魔力を喪った賢者の娘は、とある帝国公爵の呪いを解いてあげたのです……が? ~傾く領地を立て直したら、彼が私に傾いてきた~
 他人を信じる証がどこにも見いだせず、探そうとするうちに疑いばかりが膨れ上がる――そうして弱った心が、周りを敵に回してしまう。

 でも……それらが争いへと行きつく前に、踏みとどまる方法を見つけられたなら。

『なぜだ! どうしてお前はそんな風に変わってしまった! お前は……私たちと同じものを抱えていたはずだ! 親を憎ませ、不幸な境遇を強いて、相次ぐ苦難を与えていった! その度に傷付いて、ずっと誰かを憎しみ、不満を抱いてきたはずだろう!』

 理解したくないのに、聞かずにはいられないというように、闇の精の声が震えた。その言葉に対し、私は――。

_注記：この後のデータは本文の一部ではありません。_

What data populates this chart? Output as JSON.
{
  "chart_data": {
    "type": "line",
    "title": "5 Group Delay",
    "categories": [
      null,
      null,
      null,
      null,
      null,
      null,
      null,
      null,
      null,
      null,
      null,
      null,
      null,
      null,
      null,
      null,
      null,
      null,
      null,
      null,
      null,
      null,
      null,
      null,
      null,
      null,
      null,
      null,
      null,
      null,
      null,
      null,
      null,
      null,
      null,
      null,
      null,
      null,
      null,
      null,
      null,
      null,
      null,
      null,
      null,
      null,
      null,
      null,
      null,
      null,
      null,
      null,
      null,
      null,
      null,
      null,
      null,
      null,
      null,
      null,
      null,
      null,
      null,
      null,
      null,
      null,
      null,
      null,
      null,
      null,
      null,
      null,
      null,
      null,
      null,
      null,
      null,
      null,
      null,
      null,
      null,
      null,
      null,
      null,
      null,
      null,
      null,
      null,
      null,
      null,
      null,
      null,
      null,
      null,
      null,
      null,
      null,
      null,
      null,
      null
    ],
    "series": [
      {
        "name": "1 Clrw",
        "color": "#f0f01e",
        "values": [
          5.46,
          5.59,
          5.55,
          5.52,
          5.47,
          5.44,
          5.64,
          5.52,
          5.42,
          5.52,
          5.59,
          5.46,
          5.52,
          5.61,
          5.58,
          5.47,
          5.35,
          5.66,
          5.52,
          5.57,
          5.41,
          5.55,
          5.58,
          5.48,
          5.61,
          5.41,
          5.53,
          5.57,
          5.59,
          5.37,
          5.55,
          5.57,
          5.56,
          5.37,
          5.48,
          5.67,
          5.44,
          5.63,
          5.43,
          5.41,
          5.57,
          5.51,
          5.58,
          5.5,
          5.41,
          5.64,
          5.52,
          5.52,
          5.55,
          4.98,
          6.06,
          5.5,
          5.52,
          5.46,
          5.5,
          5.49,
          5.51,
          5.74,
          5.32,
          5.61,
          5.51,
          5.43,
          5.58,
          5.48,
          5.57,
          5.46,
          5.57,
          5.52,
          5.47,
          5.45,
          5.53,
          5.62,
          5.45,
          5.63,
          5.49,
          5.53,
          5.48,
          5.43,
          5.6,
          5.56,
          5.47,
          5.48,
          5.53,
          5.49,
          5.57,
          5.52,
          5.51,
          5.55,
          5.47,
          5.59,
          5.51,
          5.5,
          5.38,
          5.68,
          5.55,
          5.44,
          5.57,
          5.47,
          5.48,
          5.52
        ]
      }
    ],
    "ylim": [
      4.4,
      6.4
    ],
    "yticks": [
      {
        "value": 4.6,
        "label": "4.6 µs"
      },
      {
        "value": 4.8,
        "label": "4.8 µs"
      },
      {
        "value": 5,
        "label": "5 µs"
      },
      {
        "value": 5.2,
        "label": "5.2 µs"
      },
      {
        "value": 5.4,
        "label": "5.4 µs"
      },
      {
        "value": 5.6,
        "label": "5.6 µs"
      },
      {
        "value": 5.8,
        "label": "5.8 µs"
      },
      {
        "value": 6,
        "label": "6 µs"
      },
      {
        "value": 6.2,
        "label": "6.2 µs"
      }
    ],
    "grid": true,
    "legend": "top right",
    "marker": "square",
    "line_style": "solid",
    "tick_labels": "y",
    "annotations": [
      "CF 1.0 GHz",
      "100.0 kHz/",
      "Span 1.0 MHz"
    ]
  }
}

「でも、私は……誰かの優しさに触れることができたから」

 たくさんの人たちが与えてくれた、心からの笑顔を浮かべた。最後の隙間が埋まり……伸ばした両手が、ついに漆黒の球体の外郭に触れる。それはしばらく私の手を強く弾こうと堅い感触のまま震えていたが、やがて……その振動は収まり、諦めたように静かになっていく。